他们把它装进箱子,标记,准备运回科罗拉多。那边接到消息,电源学员在电话里问:"它还能用吗?"
"壳在。里面我们得看。"
"看完了告诉我,"他说,"我再测一遍也行。"
这枚卫星落进储藏棚的姿势,后来被反复提起。一提,大家先笑——天上掉下来的东西,自己找了间棚子住下。笑着笑着,就不笑了。因为一个事实摆在那儿:它活着回来了,可它没完成任何一次测量。它本该在轨道上待几个月,记录等离子体怎么流动,结果它在棚里待着,旁边是空桶。
"它比火箭命大,"有人说,"可它也没完成任务。"
"任务,"穆勒纠正,"是火箭带着它上去。火箭没了,任务就没了。它回来,是运气,不是成功。"
这话冷。可岛上的人知道,这是真的。
这事,既是喜剧,也是悲剧。喜剧是:火箭炸了,卫星飞出去,自己落进棚里,像它本来就该在那儿。悲剧是:它落进棚里的时候,任务已经没了。19.5 公斤的测量仪器,躺在旧缆线中间,等着被运回去,可天上那层等离子体,还在飘,没人测了。
穆勒看了那张卫星落在棚里的照片,说了一句:"这箱子瘪了,那箱子没瘪。命。"
***
事故调查很快启动。
残骸从礁石上捡回来,一片一片,摊在坪上。遥测数据前四十秒的曲线,被打印出来,贴在墙上,几个人对着看。
穆勒蹲在坪上,手里捏着一段烧变形的燃料管。接头处,那个螺母还在,可它周围的金属已经熔了边。他翻来覆去地看,没说话。
"接头松了,"布萨指给他看,"油从这缝里出来的。"
"松动的,"穆勒说,"还是本来就没紧?"
"看不出来,"布萨承认,"烧成这样,看不出来。"
这就是问题。证据被火吃了大半,剩下的,恰好支持"没拧紧"这个结论。
结论出来的速度,比预想快。
燃料管上的一个螺母,没有拧紧。漏油,起火,偏航,撞礁石。逻辑链是通的。公司对外公布了:是我们的错,一颗螺母。
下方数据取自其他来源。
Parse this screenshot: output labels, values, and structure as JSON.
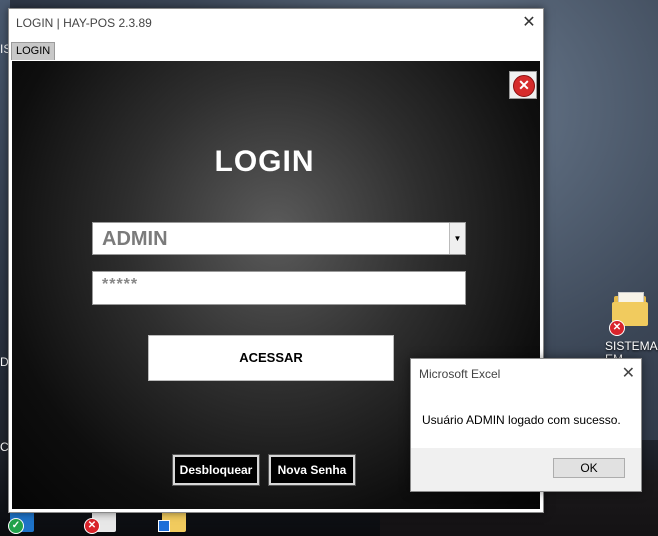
{
  "desktop": {
    "edge_letters": [
      "IS",
      "D",
      "C"
    ],
    "folder": {
      "label": "SISTEMAS EM VBA..."
    }
  },
  "window": {
    "title": "LOGIN | HAY-POS 2.3.89",
    "close_glyph": "✕",
    "tab_label": "LOGIN"
  },
  "login": {
    "heading": "LOGIN",
    "user_value": "ADMIN",
    "password_value": "*****",
    "submit_label": "ACESSAR",
    "unlock_label": "Desbloquear",
    "new_password_label": "Nova Senha",
    "close_icon_glyph": "✕"
  },
  "dialog": {
    "title": "Microsoft Excel",
    "close_glyph": "✕",
    "message": "Usuário ADMIN logado com sucesso.",
    "ok_label": "OK"
  },
  "colors": {
    "panel_bg": "#0e0e0e",
    "heading_text": "#ffffff",
    "close_red": "#d62b2b",
    "folder_yellow": "#f1cb5e"
  }
}
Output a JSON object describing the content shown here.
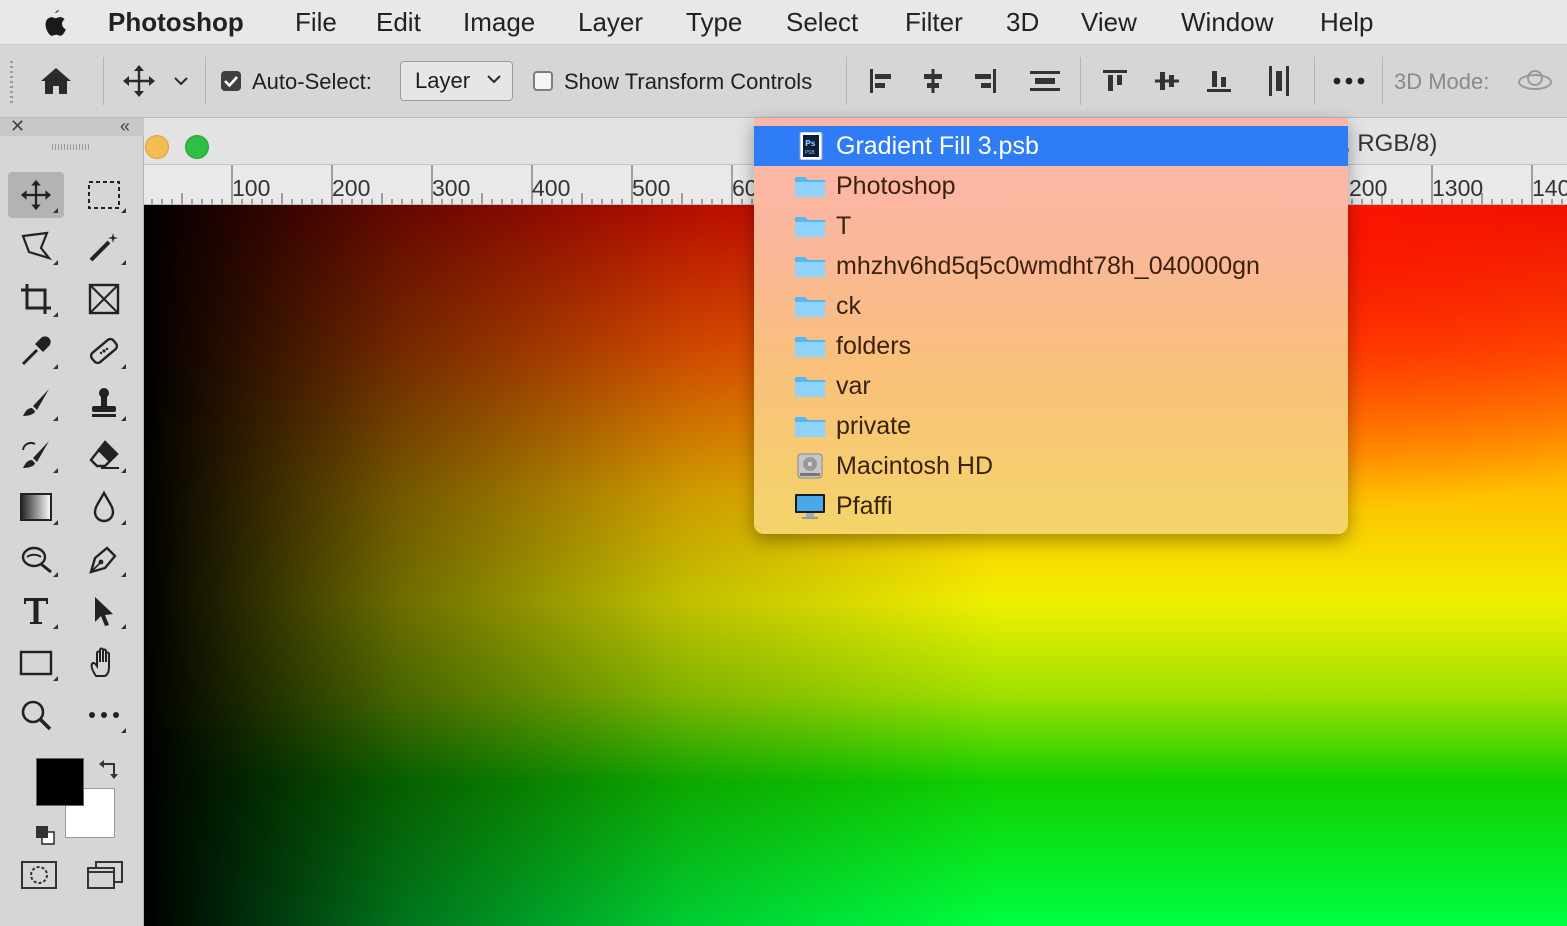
{
  "menubar": {
    "app_name": "Photoshop",
    "items": [
      "File",
      "Edit",
      "Image",
      "Layer",
      "Type",
      "Select",
      "Filter",
      "3D",
      "View",
      "Window",
      "Help"
    ]
  },
  "options_bar": {
    "auto_select_label": "Auto-Select:",
    "auto_select_checked": true,
    "auto_select_target": "Layer",
    "show_transform_label": "Show Transform Controls",
    "show_transform_checked": false,
    "mode_3d_label": "3D Mode:"
  },
  "document": {
    "title_suffix": ", RGB/8)",
    "ruler_labels_left": [
      "100",
      "200",
      "300",
      "400",
      "500",
      "60"
    ],
    "ruler_labels_right": [
      "200",
      "1300",
      "140"
    ]
  },
  "path_popup": {
    "items": [
      {
        "label": "Gradient Fill 3.psb",
        "icon": "psb-file-icon",
        "selected": true
      },
      {
        "label": "Photoshop",
        "icon": "folder-icon",
        "selected": false
      },
      {
        "label": "T",
        "icon": "folder-icon",
        "selected": false
      },
      {
        "label": "mhzhv6hd5q5c0wmdht78h_040000gn",
        "icon": "folder-icon",
        "selected": false
      },
      {
        "label": "ck",
        "icon": "folder-icon",
        "selected": false
      },
      {
        "label": "folders",
        "icon": "folder-icon",
        "selected": false
      },
      {
        "label": "var",
        "icon": "folder-icon",
        "selected": false
      },
      {
        "label": "private",
        "icon": "folder-icon",
        "selected": false
      },
      {
        "label": "Macintosh HD",
        "icon": "hard-drive-icon",
        "selected": false
      },
      {
        "label": "Pfaffi",
        "icon": "computer-icon",
        "selected": false
      }
    ]
  },
  "colors": {
    "selection": "#2e7cf6",
    "foreground": "#000000",
    "background": "#ffffff",
    "window_yellow": "#f5bd4f",
    "window_green": "#2fbf44"
  }
}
这个结论被接受。因为数据支持,因为现场支持,因为所有人都需要一个能写进报告的答案。
"如果是我拧的那颗螺栓,"一个年轻工程师私下说,"我这辈子睡不着。"
没人知道是谁拧的。报告上写的是"装配环节力矩不足",不点名。
可这个说法,像根刺。它让装配环节的每个工程师,都回头去想自己经手的那一步。有人半夜起来,翻自己的记录本,看那个接头的力矩数,对了一遍,又对一遍。
"不是我,"他对自己说,"可也可能是我,因为记不清了。"
这种恐惧,比爆炸还磨人。它不炸,它天天在。
他们开始查原因。答案听起来很简单:一颗螺母。而后来证明,这个答案错了。